Photographs made by Paul Beer and Felix DiGiovanni depicting indigenous people, primarily the Guahibo, as well as the natural and cultural features of the Vaupés region of Eastern Colombia.
Scope and Contents:
The collection consists of 85 photographic prints mounted on
paperboard, with annotations made by Genevieve Bellis, wife of Tom Bellis. Also included are 18 enlargements mounted on black paper with annotations (not Bellis') in Spanish, and a number written on the back. With one exception (Item 29), the enlargements are of the photographs mounted on paperboard.
The photographs depict the indigenous people of eastern Colombia, primarily the Guahibo tribe, as well as the natural and cultural features of the Vichada region. Other tribes represented in the photographs include the Piapoco, Guanano, Banibo, Casanare, Guayabero, and Tucano tribes. The location depicted in the images is in the Vichada region, unless otherwise indicated.
The photographs show the customs and daily activities of the tribes, including bathing, washing clothes, cooking, fishing, hunting, making arrows and dugout canoes, house-building, creating water pitchers from clay, weaving cloth from the bark of trees, and preparing for ceremonies.
Biographical / Historical:
Felix V. DiGiovanni (ca. 1913-1990) was an American engineer, writer, photographer, and filmmaker. He was raised in the Bronx and graduated with an engineering degree from The City College of New York in 1933. As a young man, he traveled throughout Colombia, Venezuela, and Brazil, and later became interested in documenting the eastern plains of Colombia, known as Los Llanos, as well as its inhabitants. In the late 1930s, he returned to Colombia to film a documentary on the indigenous people of the Vaupés region.
DiGiovanni's partner in the expedition was Paul Beer. Beer (1904-1979) was a German photographer active in Bogota, Colombia, in the late 1920s.
By 1941, DiGiovanni's documentary film about the Guahibo was completed. In 1944 he returned to Colombia to work with the U.S. Cinchona Mission, which comprised a team of scientists travelling to the Andes region to find cinchona trees, whose bark produces the alkaloid quinine, used for treating malaria.

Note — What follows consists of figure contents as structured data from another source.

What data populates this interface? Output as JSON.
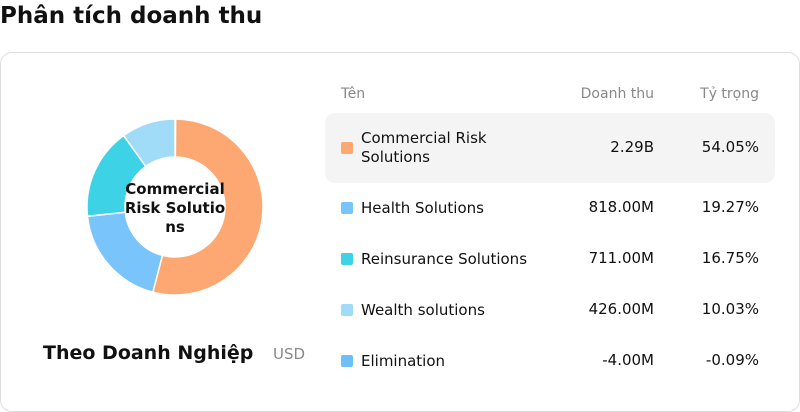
{
  "header": {
    "title": "Phân tích doanh thu"
  },
  "donut": {
    "center_label": "Commercial Risk Solutions",
    "subtitle": "Theo Doanh Nghiệp",
    "unit": "USD"
  },
  "table": {
    "columns": [
      "Tên",
      "Doanh thu",
      "Tỷ trọng"
    ],
    "selected_row": 0,
    "rows": [
      {
        "name": "Commercial Risk Solutions",
        "color": "#fda772",
        "revenue": "2.29B",
        "share": 54.05,
        "share_label": "54.05%"
      },
      {
        "name": "Health Solutions",
        "color": "#79c4fb",
        "revenue": "818.00M",
        "share": 19.27,
        "share_label": "19.27%"
      },
      {
        "name": "Reinsurance Solutions",
        "color": "#3dd2e6",
        "revenue": "711.00M",
        "share": 16.75,
        "share_label": "16.75%"
      },
      {
        "name": "Wealth solutions",
        "color": "#a0dcf8",
        "revenue": "426.00M",
        "share": 10.03,
        "share_label": "10.03%"
      },
      {
        "name": "Elimination",
        "color": "#6fbff7",
        "revenue": "-4.00M",
        "share": -0.09,
        "share_label": "-0.09%"
      }
    ]
  }
}
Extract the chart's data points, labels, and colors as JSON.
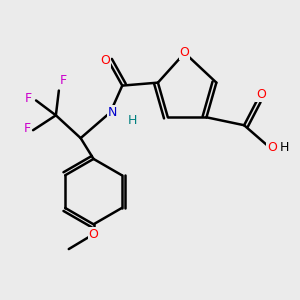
{
  "bg_color": "#ebebeb",
  "bond_color": "#000000",
  "bond_width": 1.8,
  "figsize": [
    3.0,
    3.0
  ],
  "dpi": 100,
  "colors": {
    "O": "#ff0000",
    "N": "#0000cc",
    "F": "#cc00cc",
    "H": "#008080",
    "C": "#000000"
  }
}
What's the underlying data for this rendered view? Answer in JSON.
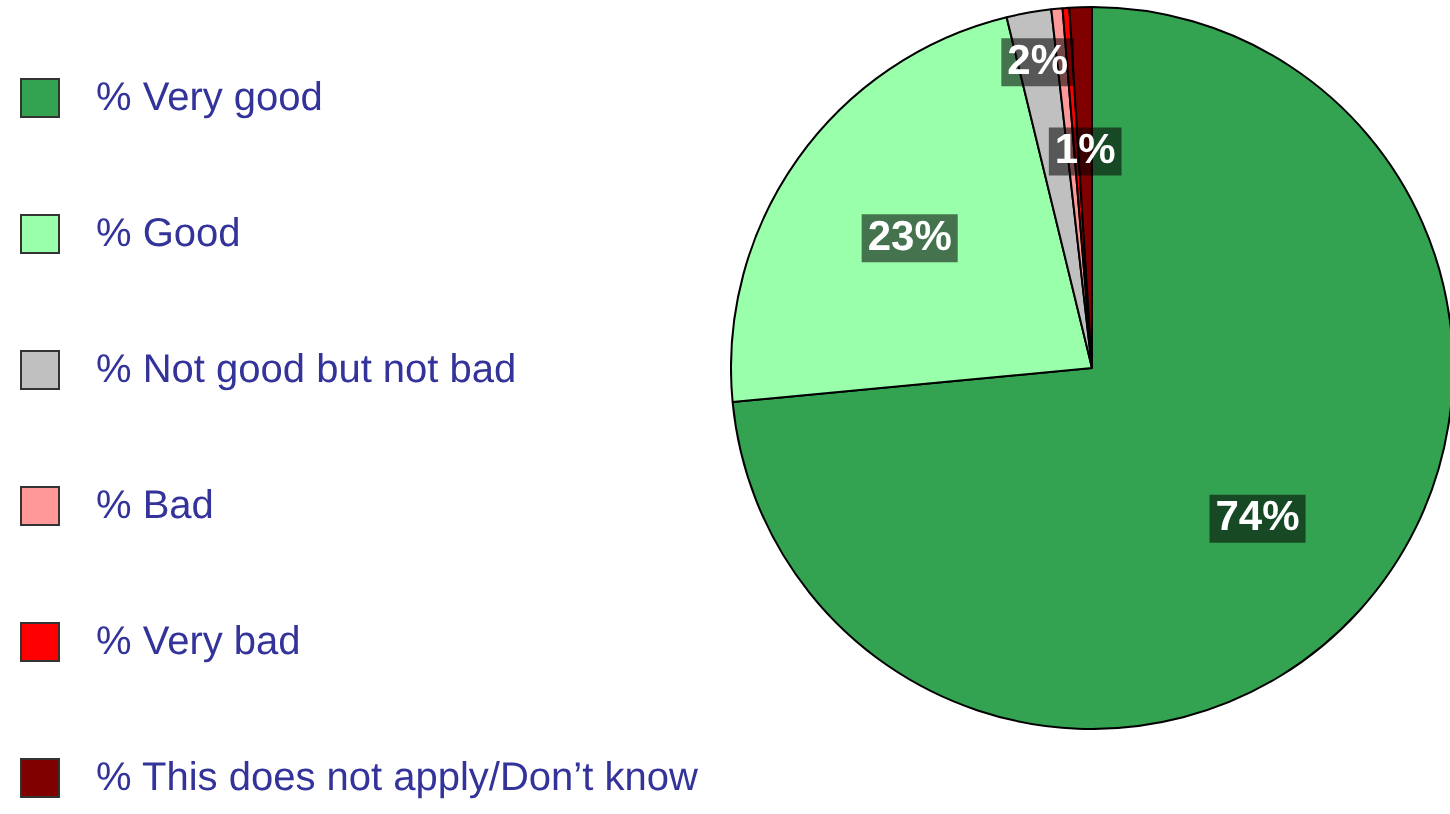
{
  "chart_data": {
    "type": "pie",
    "categories": [
      "% Very good",
      "% Good",
      "% Not good but not bad",
      "% Bad",
      "% Very bad",
      "% This does not apply/Don’t know"
    ],
    "values": [
      73.5,
      22.7,
      2,
      0.5,
      0.3,
      1
    ],
    "colors": [
      "#33a352",
      "#99ffaa",
      "#c0c0c0",
      "#ff9999",
      "#ff0000",
      "#800000"
    ],
    "value_labels": [
      "74%",
      "23%",
      "2%",
      null,
      null,
      "1%"
    ],
    "legend": "left"
  }
}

DiGiovanni met Tom Bellis during this time. Bellis (1907-1993) was an officer with the Food and Drug Administration. From October 1942 until December 1945, he worked for the Board of Economic Warfare in Bogota, Colombia at the Instituto Nacional de Higiene Samper-Martinez. Here, he directed a laboratory which analyzed cinchona bark. In November 1945, Bellis purchased this set of photographs, along with 28 Guahibo artifacts, from DiGiovanni.
Felix DiGiovanni returned to New York in 1946 and became a mechanical engineer with a major oil company. In 1960, he completed a draft of a manuscript about his experiences with the Guahibo, titled The Call of the Curassow and the Land of the Guahibo Indians. He intended to publish it and also produce a Spanish translation, but he died December 31, 1990, before it could be finished. In 1994, Pauline DiGiovanni, DiGiovanni's widow, published 40 copies of the manuscript in English.
After the expedition with DiGiovanni, Paul Beer's photography focused primarily on architectural and industrial themes. He lived in Bogota until his death in 1979.
The National Museum of the American Indian (NMAI) holds the Felix V. DiGiovanni collection from Colombia, collection ID number NMAI.AC.300, donated by DiGiovanni's widow, Pauline DiGiovanni. It contains prints and negatives different from the NAA's collection, a 16mm film, and the book The Call of the Curassow and the Land of the Guahibo Indians. NMAI also has objects collected by DiGiovanni, including baskets, tools, necklaces, woven bags, hammocks, arrows, and pottery.
Along with the photographs, Genevieve Bellis donated 28 objects from the Guahibo tribe, which are held in the National Museum of Natural History's anthropology collections. These form accession number 400216, and include wooden bows, a woven hammock, arrows, a water jug, ceremonial necklaces, a gourd rattle, a reed tube rattle, a small gourd containing curare, incised spindle whorls, and bead necklaces.
The photographs were donated by Genevieve Bellis, widow of Tom Bellis, in 1995.